I have been invited to speak to support groups, Rotary Clubs, and other local organizations. In late November Jeff Collins invited me to join him on the radio to speak about lung cancer and the need for research dollars. Last Wednesday I went before our State Legislative Committee (two State Senators and three representatives) to suggest that, if Florida is going to increase the tobacco tax, that some of those dollars be used for research into the screening and early detection.

Finally, Scott Lunin contacted me to say that he would like me to help Florida Cancer Specialists campaign for lung cancer awareness. Of course I said yes...although at this point I am not sure about what exactly is going to be involved.

I always have a lot going on, but if I am going to continue my Sun Column, I need to keep adding to the blog, so you can expect to see more entries. Its nice to see something coming from the effort I am making. I am hoping we can make an even bigger splash and get something done on the lung cancer reseach side.
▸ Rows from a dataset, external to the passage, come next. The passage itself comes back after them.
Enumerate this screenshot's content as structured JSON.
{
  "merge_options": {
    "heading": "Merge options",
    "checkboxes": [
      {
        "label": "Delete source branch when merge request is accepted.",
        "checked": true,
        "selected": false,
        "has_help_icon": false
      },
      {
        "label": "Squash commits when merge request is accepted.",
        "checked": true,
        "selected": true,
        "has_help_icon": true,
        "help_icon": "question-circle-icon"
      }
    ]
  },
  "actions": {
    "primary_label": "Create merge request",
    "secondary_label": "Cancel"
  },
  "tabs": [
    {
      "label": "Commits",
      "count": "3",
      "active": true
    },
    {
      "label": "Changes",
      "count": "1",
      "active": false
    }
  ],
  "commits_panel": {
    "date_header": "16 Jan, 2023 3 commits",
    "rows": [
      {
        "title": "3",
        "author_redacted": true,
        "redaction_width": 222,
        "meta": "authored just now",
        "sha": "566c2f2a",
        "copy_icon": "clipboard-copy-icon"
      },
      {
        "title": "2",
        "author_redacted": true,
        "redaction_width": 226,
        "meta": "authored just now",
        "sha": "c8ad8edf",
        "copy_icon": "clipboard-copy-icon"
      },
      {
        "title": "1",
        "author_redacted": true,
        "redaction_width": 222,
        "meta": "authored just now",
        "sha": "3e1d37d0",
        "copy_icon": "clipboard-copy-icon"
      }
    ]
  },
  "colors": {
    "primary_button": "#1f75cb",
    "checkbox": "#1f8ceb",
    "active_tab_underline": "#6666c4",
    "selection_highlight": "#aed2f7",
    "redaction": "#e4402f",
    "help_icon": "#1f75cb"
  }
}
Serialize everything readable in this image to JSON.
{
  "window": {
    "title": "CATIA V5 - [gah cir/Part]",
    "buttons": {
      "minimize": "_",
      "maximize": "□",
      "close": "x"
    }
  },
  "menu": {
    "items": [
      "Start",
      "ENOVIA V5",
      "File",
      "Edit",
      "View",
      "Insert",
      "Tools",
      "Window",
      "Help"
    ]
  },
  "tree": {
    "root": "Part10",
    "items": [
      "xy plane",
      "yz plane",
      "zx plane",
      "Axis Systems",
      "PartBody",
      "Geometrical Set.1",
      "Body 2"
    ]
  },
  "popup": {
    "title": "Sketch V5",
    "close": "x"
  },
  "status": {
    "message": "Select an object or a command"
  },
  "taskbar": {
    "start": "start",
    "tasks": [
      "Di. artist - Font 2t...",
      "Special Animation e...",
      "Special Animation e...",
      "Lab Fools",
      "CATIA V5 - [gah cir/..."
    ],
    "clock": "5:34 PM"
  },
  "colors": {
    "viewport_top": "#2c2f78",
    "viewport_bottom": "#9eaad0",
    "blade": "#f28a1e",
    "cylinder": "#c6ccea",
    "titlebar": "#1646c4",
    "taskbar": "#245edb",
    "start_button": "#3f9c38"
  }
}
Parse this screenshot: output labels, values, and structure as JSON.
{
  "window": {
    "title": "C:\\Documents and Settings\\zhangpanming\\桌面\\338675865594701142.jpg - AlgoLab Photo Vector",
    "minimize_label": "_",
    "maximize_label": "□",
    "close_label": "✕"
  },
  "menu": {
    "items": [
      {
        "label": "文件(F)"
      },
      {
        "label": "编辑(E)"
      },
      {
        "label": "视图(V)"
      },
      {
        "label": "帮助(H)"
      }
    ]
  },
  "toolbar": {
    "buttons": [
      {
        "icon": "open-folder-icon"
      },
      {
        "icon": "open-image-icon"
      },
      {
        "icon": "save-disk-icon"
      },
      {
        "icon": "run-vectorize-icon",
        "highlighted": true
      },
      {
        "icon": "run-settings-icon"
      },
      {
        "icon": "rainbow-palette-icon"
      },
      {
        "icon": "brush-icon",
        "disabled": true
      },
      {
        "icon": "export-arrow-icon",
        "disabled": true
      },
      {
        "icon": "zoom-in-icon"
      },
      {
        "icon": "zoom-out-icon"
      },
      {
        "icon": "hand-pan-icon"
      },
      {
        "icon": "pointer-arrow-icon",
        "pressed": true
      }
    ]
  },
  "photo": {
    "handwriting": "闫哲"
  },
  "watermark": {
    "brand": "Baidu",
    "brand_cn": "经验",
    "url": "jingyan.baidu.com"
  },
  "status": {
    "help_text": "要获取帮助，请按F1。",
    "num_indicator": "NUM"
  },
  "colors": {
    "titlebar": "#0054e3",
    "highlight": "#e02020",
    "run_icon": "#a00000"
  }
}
Saturday, January 24, 2009

Prayer to St Jude

I wanted to put this in the blog. I read the Lung Cancer Alliance website every day and I am almost always brought to tears. There are so many people suffering with lung cancer and they go through so much before their demise. Someone posted this prayer to St Jude. I hope I never need it....but just in case:

Most holy apostle, St. Jude, faithful servant and friend of Jesus, the
church honors and invokes you universally, as the patron of hopeless cases, of
things almost despaired of. Pray for me, I am so helpless and alone. Make use I
implore you, of that particular privilege given to you, to bring visible and
speedy help where help is almost despaired of. Come to my assistance in this
great need that I may receive the consolation and help of heaven in all my
necessities, tribulations and sufferings particularly (here make your request)
and that I may praise God with you and all the elect forever. I promise O
blessed St. Jude to be ever mindful of this great favor.